In our case r = n = 1, and we get the following for the misclosure vector, \mathbf{w}:

    \begin{align*} \mathbf{w} & = f(\mathbf{x}^0,\mathbf{l}_{measured}) \\ & = l_{measured} - d_{AB}^0 \\ \end{align*}

which is based on values we were given or can easily computed from what we were given.

And we get the following for the design matrix, \mathbf{A}, by taking the partial derivatives of the left side of the equation in the box above:

    \begin{equation*} \mathbf{A} = \begin{bmatrix} \left.\dfrac{df}{dE_A}\right|_0 & \left.\dfrac{df}{dN_A}\right|_0 &\left.\dfrac{df}{dE_B}\right|_0 & \left.\dfrac{df}{dN_B}\right|_0 \end{bmatrix} \end{equation*}

Each of the partial derivatives is computed as in the following example:

    \begin{align*} \left.\dfrac{df}{dN_A}\right|_0 & = \dfrac{d}{dN_A^0}(l - \sqrt{(E_B^0-E_A^0)^2 + (N_B^0-N_A^0)^2 }) \\ & = -\dfrac{1}{2}\dfrac{2(N_B^0-N_A^0)(-1)}{\sqrt{(E_B^0-E_A^0)^2 + (N_B^0-N_A^0)^2 }} \\ & = \dfrac{N_B^0-N_A^0}{d_{AB}^0} \end{align*}

Similarly, we get the following for the other partial derivatives:

    \begin{align*} \left.\dfrac{df}{dE_A}\right|_0 & = \dfrac{E_B^0-E_A^0}{d_{AB}^0} \end{align*}

    \begin{align*} \left.\dfrac{df}{dN_B}\right|_0 & = -\dfrac{N_B^0-N_A^0}{d_{AB}^0} \end{align*}

    \begin{align*} \left.\dfrac{df}{dE_B}\right|_0 & = -\dfrac{E_B^0-E_A^0}{d_{AB}^0} \end{align*}

Which are all based on values we were given or can easily compute from what we were given.

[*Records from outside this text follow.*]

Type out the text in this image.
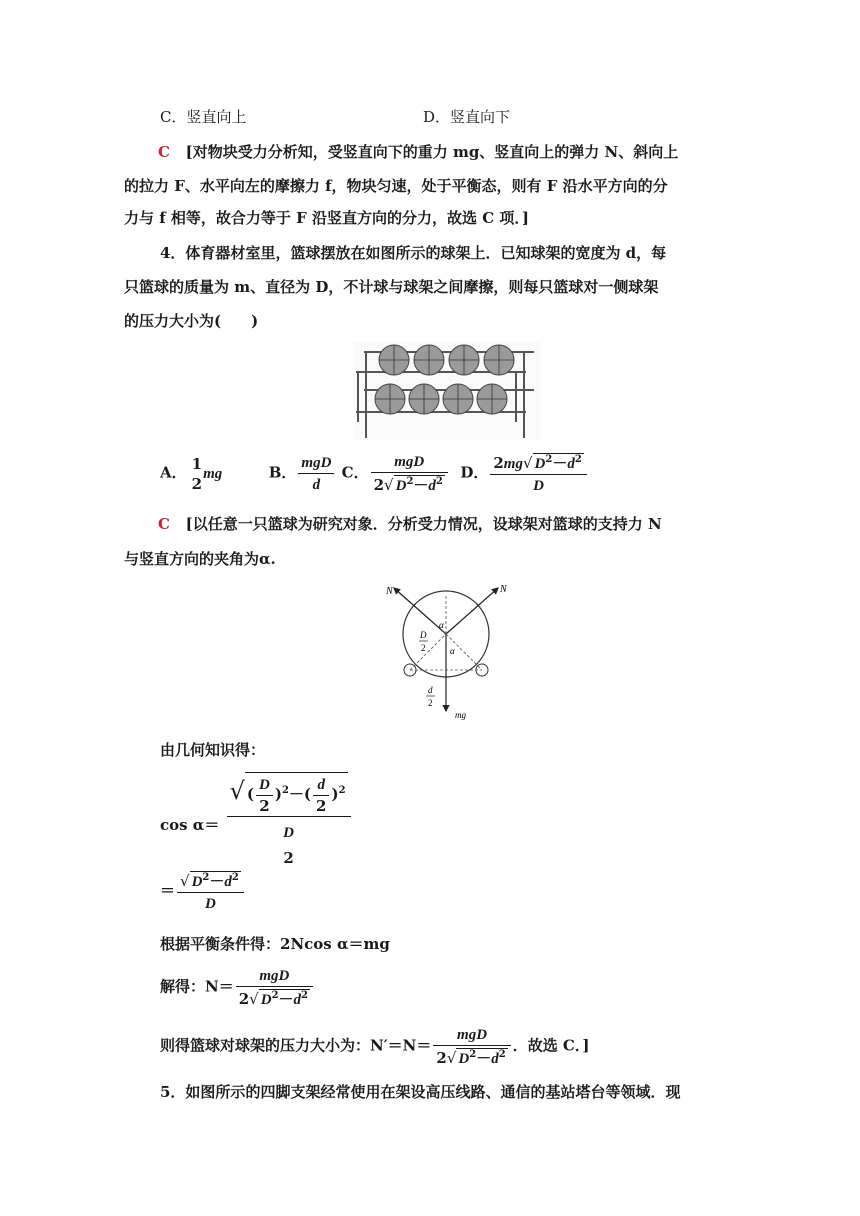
C．竖直向上	D．竖直向下
C [对物块受力分析知，受竖直向下的重力 mg、竖直向上的弹力 N、斜向上
的拉力 F、水平向左的摩擦力 f，物块匀速，处于平衡态，则有 F 沿水平方向的分
力与 f 相等，故合力等于 F 沿竖直方向的分力，故选 C 项．]
4．体育器材室里，篮球摆放在如图所示的球架上．已知球架的宽度为 d，每
只篮球的质量为 m、直径为 D，不计球与球架之间摩擦，则每只篮球对一侧球架
的压力大小为(　　)
A． 1
2
mg	B． $\frac{\text{mgD}}{d}$ C． $\frac{\text{mgD}}{2√ D^2-d^2}$ D． $\frac{2mg√ D^2-d^2}{D}$
C [以任意一只篮球为研究对象．分析受力情况，设球架对篮球的支持力 N
与竖直方向的夹角为α.
N	N
α
α
D
2
d
2
mg
由几何知识得：
cos α＝ √ ( $\frac{D}{2} )^2-( \frac{d}{2} )^2$
D
2
＝ $\frac{√ D^2-d^2}{D}$
根据平衡条件得：2Ncos α＝mg
解得：$N= \frac{\text{mgD}}{2√ D^2-d^2}$
则得篮球对球架的压力大小为：$N'=N= \frac{\text{mgD}}{2√ D^2-d^2}$ ．故选 C．]
5．如图所示的四脚支架经常使用在架设高压线路、通信的基站塔台等领域．现
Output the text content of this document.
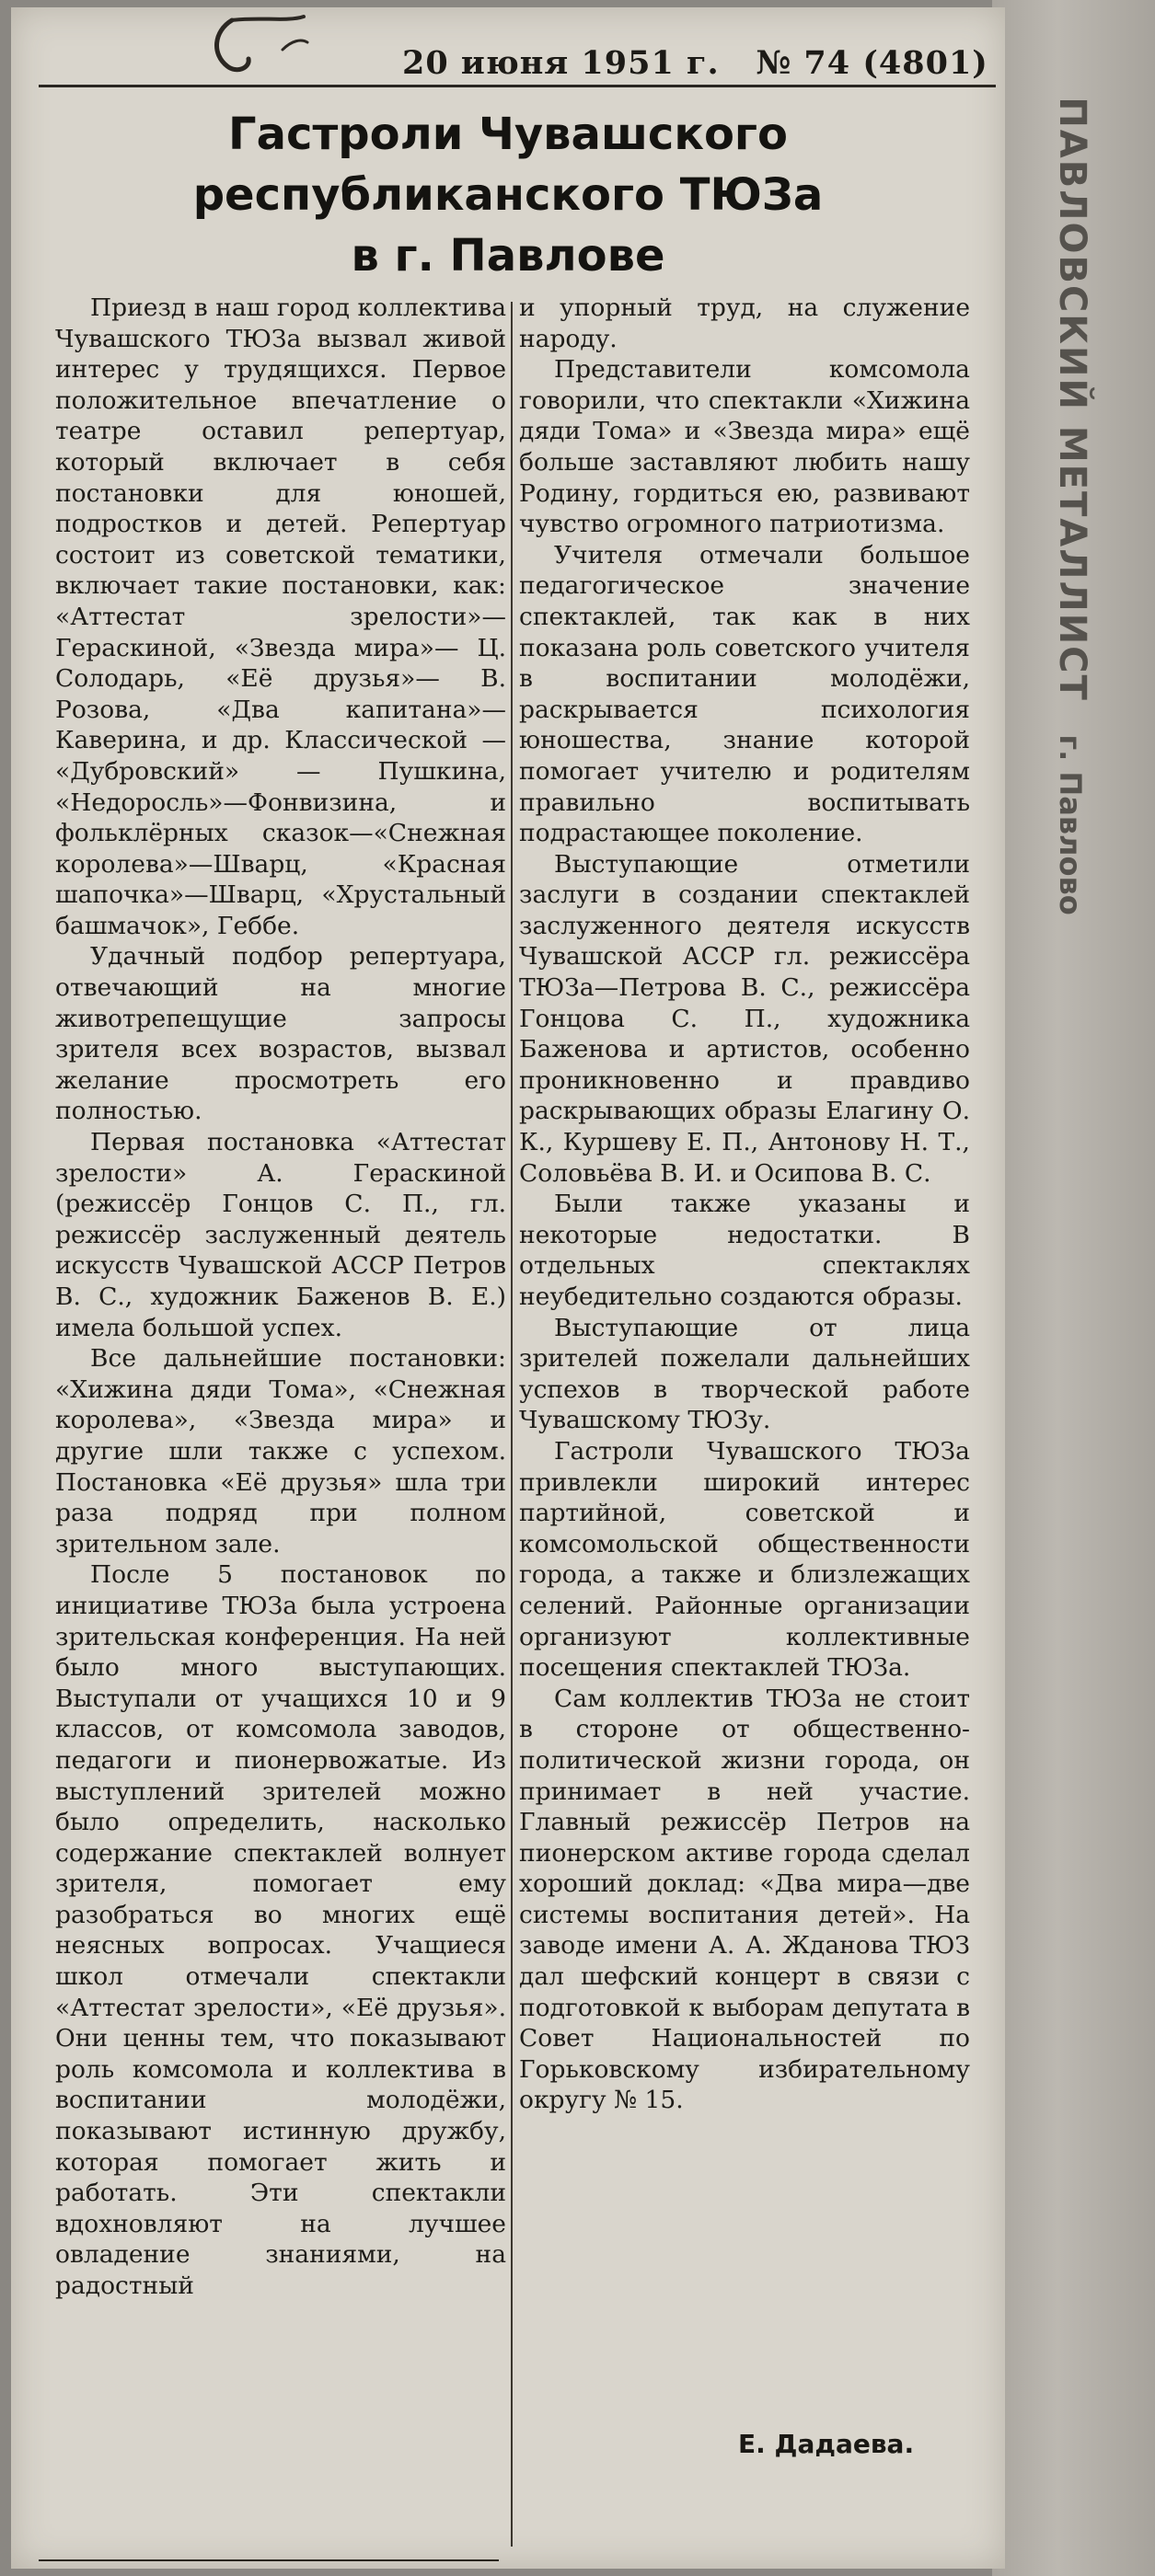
20 июня 1951 г. № 74 (4801)
Гастроли Чувашского
республиканского ТЮЗа
в г. Павлове

Приезд в наш город коллектива Чувашского ТЮЗа вызвал живой интерес у трудящихся. Первое положительное впечатление о театре оставил репертуар, который включает в себя постановки для юношей, подростков и детей. Репертуар состоит из советской тематики, включает такие постановки, как: «Аттестат зрелости»— Гераскиной, «Звезда мира»— Ц. Солодарь, «Её друзья»— В. Розова, «Два капитана»— Каверина, и др. Классической — «Дубровский» — Пушкина, «Недоросль»—Фонвизина, и фольклёрных сказок—«Снежная королева»—Шварц, «Красная шапочка»—Шварц, «Хрустальный башмачок», Геббе.

Удачный подбор репертуара, отвечающий на многие животрепещущие запросы зрителя всех возрастов, вызвал желание просмотреть его полностью.

Первая постановка «Аттестат зрелости» А. Гераскиной (режиссёр Гонцов С. П., гл. режиссёр заслуженный деятель искусств Чувашской АССР Петров В. С., художник Баженов В. Е.) имела большой успех.

Все дальнейшие постановки: «Хижина дяди Тома», «Снежная королева», «Звезда мира» и другие шли также с успехом. Постановка «Её друзья» шла три раза подряд при полном зрительном зале.

После 5 постановок по инициативе ТЮЗа была устроена зрительская конференция. На ней было много выступающих. Выступали от учащихся 10 и 9 классов, от комсомола заводов, педагоги и пионервожатые. Из выступлений зрителей можно было определить, насколько содержание спектаклей волнует зрителя, помогает ему разобраться во многих ещё неясных вопросах. Учащиеся школ отмечали спектакли «Аттестат зрелости», «Её друзья». Они ценны тем, что показывают роль комсомола и коллектива в воспитании молодёжи, показывают истинную дружбу, которая помогает жить и работать. Эти спектакли вдохновляют на лучшее овладение знаниями, на радостный

и упорный труд, на служение народу.

Представители комсомола говорили, что спектакли «Хижина дяди Тома» и «Звезда мира» ещё больше заставляют любить нашу Родину, гордиться ею, развивают чувство огромного патриотизма.

Учителя отмечали большое педагогическое значение спектаклей, так как в них показана роль советского учителя в воспитании молодёжи, раскрывается психология юношества, знание которой помогает учителю и родителям правильно воспитывать подрастающее поколение.

Выступающие отметили заслуги в создании спектаклей заслуженного деятеля искусств Чувашской АССР гл. режиссёра ТЮЗа—Петрова В. С., режиссёра Гонцова С. П., художника Баженова и артистов, особенно проникновенно и правдиво раскрывающих образы Елагину О. К., Куршеву Е. П., Антонову Н. Т., Соловьёва В. И. и Осипова В. С.

Были также указаны и некоторые недостатки. В отдельных спектаклях неубедительно создаются образы.

Выступающие от лица зрителей пожелали дальнейших успехов в творческой работе Чувашскому ТЮЗу.

Гастроли Чувашского ТЮЗа привлекли широкий интерес партийной, советской и комсомольской общественности города, а также и близлежащих селений. Районные организации организуют коллективные посещения спектаклей ТЮЗа.

Сам коллектив ТЮЗа не стоит в стороне от общественно-политической жизни города, он принимает в ней участие. Главный режиссёр Петров на пионерском активе города сделал хороший доклад: «Два мира—две системы воспитания детей». На заводе имени А. А. Жданова ТЮЗ дал шефский концерт в связи с подготовкой к выборам депутата в Совет Национальностей по Горьковскому избирательному округу № 15.

Е. Дадаева.
ПАВЛОВСКИЙ МЕТАЛЛИСТ г. Павлово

So, finally, we can substitute what we’ve found into the general linearized model \mathbf{A}\boldsymbol{\delta} - \mathbf{e} + \mathbf{w} = 0 to obtain:

    \begin{equation*} \boxed{ \begin{bmatrix} \dfrac{E_B^0-E_A^0}{d_{AB}^0} & \dfrac{N_B^0-N_A^0}{d_{AB}^0} &  -\dfrac{E_B^0-E_A^0}{d_{AB}^0} & -\dfrac{N_B^0-N_A^0}{d_{AB}^0} \end{bmatrix} \begin{bmatrix} \delta E_A \\ \delta N_A \\ \delta E_B \\ \delta N_B \end{bmatrix} + e_{AB} + l_{measured} - d_{AB}^0 = 0} \end{equation*}

Which provides the linearized form of the equation that we were asked to find.


Here we know all but the corrections \boldsymbol{\delta} and e_{AB} which we seek to estimate. But this form of the equation is linear. And it is based on our available approximate values, unlike the original:

    \begin{equation*} l_{true} - \sqrt{(E_B-E_A)^2 + (N_B-N_A)^2 } = 0 \end{equation*}

which was non-linear and was in terms of the unknown values l_{true} and \mathbf{x}.